Improving Diffusion Language Model Decoding through Joint Search in Generation Order and Token Space
This work addresses decoding inefficiencies in Diffusion Language Models for tasks like mathematical reasoning and coding, representing an incremental improvement over existing methods.
The paper tackled the problem of limited exploration in decoding trajectories for Diffusion Language Models by introducing Order-Token Search, which jointly searches over generation order and token values, resulting in absolute performance gains of 3.1% to 7.9% on benchmarks like GSM8K and HumanEval.

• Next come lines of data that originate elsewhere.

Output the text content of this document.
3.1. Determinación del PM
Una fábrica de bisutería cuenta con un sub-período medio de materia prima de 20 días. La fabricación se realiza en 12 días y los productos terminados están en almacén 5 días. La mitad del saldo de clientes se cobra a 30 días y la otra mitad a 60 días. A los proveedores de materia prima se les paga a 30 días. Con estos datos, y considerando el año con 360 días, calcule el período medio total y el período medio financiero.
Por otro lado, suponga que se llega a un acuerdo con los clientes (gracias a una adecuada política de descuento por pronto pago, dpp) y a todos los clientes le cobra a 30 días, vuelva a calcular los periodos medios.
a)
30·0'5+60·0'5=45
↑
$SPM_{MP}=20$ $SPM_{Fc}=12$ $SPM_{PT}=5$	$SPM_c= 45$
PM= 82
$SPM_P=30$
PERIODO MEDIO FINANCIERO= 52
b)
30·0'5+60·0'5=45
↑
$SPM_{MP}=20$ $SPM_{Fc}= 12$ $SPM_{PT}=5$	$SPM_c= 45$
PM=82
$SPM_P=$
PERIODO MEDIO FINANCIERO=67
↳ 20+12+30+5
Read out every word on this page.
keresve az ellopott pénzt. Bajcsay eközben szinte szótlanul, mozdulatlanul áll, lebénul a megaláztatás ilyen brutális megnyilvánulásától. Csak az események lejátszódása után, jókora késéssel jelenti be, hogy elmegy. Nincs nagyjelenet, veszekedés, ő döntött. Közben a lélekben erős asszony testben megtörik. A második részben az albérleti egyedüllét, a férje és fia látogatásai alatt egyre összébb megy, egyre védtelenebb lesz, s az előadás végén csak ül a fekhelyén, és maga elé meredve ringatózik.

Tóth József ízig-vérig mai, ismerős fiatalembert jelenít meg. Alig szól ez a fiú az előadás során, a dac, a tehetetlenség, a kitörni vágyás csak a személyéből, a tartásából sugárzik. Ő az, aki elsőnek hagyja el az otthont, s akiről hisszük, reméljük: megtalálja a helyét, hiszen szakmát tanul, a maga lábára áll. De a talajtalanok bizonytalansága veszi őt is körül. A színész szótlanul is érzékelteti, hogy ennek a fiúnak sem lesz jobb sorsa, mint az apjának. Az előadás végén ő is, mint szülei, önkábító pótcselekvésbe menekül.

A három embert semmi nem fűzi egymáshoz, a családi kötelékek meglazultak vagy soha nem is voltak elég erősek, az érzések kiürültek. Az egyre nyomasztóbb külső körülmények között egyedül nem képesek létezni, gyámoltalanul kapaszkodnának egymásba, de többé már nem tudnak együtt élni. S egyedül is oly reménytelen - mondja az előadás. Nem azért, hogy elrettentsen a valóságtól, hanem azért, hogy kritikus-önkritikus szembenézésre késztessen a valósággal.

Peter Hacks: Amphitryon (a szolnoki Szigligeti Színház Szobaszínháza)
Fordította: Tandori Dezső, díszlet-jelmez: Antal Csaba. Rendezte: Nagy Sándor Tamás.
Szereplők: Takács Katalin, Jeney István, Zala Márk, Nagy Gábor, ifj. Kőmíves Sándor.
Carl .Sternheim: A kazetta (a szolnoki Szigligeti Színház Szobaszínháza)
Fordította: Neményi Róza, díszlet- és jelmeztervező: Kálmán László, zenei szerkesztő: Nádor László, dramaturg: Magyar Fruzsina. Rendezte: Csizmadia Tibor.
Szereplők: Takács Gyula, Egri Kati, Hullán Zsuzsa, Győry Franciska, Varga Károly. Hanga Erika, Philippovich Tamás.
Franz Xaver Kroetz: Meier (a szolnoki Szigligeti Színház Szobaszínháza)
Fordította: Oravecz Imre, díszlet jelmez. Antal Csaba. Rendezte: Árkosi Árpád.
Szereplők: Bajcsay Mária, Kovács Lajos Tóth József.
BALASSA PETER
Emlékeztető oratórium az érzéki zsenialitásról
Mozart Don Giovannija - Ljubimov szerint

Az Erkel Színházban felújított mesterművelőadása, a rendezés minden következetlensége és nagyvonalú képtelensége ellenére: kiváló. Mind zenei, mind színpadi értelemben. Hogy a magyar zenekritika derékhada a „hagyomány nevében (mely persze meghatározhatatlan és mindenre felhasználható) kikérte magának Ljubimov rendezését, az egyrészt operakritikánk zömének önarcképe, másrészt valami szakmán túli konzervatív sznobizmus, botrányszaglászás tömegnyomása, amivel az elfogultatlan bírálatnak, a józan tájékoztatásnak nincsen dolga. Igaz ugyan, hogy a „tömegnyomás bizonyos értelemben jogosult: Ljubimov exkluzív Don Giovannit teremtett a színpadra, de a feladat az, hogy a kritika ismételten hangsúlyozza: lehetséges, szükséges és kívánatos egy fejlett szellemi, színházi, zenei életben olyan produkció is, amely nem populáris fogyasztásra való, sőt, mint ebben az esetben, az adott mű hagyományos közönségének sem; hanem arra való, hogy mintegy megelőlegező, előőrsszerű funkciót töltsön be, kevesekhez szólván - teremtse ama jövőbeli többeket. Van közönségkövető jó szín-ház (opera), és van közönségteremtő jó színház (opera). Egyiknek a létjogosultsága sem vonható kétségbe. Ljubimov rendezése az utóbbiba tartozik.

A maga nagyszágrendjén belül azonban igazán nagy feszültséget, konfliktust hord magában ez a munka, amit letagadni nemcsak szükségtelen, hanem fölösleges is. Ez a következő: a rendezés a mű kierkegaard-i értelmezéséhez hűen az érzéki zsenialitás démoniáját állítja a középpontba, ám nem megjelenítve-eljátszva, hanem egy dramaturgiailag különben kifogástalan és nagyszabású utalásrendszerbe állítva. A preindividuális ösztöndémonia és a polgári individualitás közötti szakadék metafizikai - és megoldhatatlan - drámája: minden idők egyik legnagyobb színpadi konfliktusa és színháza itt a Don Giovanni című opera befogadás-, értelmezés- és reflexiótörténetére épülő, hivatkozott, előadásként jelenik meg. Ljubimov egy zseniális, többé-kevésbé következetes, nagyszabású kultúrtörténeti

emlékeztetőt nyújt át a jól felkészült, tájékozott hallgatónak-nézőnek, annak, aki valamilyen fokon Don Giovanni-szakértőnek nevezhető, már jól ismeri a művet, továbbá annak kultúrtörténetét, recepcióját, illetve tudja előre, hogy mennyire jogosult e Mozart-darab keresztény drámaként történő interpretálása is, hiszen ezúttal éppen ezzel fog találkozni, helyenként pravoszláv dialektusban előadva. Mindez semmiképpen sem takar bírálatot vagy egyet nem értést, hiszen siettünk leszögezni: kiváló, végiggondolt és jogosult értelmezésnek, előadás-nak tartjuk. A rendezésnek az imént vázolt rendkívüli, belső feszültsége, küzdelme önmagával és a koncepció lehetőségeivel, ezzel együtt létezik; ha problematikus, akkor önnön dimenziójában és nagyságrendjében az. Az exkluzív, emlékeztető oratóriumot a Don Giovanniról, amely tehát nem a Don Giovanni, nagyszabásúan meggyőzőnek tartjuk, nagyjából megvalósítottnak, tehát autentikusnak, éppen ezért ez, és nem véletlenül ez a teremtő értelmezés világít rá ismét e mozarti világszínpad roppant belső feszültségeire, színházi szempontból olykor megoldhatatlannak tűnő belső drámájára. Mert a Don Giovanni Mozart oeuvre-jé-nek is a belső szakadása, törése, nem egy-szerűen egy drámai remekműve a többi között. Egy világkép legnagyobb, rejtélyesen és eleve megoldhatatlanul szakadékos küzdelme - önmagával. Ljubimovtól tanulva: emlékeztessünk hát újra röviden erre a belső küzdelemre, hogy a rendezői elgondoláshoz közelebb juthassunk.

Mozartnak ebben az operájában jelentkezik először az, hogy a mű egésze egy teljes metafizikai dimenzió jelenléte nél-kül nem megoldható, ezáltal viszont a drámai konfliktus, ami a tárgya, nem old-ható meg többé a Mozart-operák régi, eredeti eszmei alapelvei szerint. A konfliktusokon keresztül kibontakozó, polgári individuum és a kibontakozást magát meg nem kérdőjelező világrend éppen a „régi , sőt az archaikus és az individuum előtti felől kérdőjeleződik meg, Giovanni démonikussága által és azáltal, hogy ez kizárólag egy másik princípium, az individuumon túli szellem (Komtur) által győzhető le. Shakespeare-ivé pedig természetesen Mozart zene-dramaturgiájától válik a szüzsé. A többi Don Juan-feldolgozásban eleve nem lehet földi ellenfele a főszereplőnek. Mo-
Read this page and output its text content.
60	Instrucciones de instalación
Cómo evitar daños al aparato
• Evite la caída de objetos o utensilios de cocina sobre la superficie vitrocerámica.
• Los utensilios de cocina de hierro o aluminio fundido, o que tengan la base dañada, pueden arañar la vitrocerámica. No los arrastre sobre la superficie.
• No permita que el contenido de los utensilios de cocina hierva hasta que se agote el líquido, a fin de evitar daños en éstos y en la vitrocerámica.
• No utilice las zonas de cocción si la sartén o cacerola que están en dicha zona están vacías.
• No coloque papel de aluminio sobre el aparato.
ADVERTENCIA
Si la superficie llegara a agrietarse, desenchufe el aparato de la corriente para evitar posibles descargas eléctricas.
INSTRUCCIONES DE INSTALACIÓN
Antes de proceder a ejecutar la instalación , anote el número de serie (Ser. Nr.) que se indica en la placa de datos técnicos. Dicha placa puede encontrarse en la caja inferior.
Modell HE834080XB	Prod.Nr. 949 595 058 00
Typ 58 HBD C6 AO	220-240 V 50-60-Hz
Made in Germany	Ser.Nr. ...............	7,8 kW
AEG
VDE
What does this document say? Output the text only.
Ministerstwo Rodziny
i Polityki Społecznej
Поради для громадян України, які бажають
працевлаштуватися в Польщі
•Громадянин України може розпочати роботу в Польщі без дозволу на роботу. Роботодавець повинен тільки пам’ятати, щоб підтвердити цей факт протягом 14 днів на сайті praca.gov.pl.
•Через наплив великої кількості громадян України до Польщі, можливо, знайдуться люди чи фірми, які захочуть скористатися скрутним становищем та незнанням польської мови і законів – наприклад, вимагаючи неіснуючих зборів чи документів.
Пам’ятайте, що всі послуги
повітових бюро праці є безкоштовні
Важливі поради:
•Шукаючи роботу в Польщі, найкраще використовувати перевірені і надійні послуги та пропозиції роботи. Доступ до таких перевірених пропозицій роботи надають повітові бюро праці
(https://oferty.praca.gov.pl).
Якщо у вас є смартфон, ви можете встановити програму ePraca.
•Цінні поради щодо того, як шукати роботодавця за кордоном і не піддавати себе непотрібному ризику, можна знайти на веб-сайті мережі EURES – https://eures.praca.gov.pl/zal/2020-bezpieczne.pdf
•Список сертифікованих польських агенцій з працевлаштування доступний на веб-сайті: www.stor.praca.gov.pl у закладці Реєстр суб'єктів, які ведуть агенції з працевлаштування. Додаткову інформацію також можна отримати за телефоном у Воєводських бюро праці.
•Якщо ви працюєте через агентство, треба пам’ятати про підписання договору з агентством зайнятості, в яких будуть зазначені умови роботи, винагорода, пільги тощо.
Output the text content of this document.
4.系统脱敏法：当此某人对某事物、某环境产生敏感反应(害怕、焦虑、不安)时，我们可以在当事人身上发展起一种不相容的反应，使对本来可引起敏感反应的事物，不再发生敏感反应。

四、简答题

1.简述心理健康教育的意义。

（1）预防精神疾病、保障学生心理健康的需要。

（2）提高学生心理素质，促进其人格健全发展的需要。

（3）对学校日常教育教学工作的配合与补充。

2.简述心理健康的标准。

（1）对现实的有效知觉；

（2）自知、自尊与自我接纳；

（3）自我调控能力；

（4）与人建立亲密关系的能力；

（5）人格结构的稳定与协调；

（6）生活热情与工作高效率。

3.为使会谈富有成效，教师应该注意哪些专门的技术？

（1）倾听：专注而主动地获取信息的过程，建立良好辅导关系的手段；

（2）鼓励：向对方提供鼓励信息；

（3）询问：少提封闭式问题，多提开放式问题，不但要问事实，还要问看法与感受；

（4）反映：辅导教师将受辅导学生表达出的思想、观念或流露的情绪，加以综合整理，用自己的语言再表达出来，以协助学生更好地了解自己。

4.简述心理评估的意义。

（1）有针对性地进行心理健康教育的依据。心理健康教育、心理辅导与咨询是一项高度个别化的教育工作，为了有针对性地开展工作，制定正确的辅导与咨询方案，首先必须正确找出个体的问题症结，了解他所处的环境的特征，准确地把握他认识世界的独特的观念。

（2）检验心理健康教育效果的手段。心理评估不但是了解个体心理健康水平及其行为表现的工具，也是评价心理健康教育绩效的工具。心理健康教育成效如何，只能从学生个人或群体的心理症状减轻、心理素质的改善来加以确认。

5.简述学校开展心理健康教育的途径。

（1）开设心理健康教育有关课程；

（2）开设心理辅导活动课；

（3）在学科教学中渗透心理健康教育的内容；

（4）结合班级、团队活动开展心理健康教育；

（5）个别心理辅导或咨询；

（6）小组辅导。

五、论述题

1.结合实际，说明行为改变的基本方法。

Diffusion Language Models (DLMs) offer order-agnostic generation that can explore many possible decoding trajectories. However, current decoding methods commit to a single trajectory, limiting exploration in trajectory space. We introduce Order-Token Search to explore this space through jointly searching over generation order and token values. Its core is a likelihood estimator that scores denoising actions, enabling stable pruning and efficient exploration of diverse trajectories. Across mathematical reasoning and coding benchmarks, Order-Token Search consistently outperforms baselines on GSM8K, MATH500, Countdown, and HumanEval (3.1%, 3.8%, 7.9%, and 6.8% absolute over backbone), matching or surpassing diffu-GRPO post-trained d1-LLaDA. Our work establishes joint search as a key component for advancing decoding in DLMs.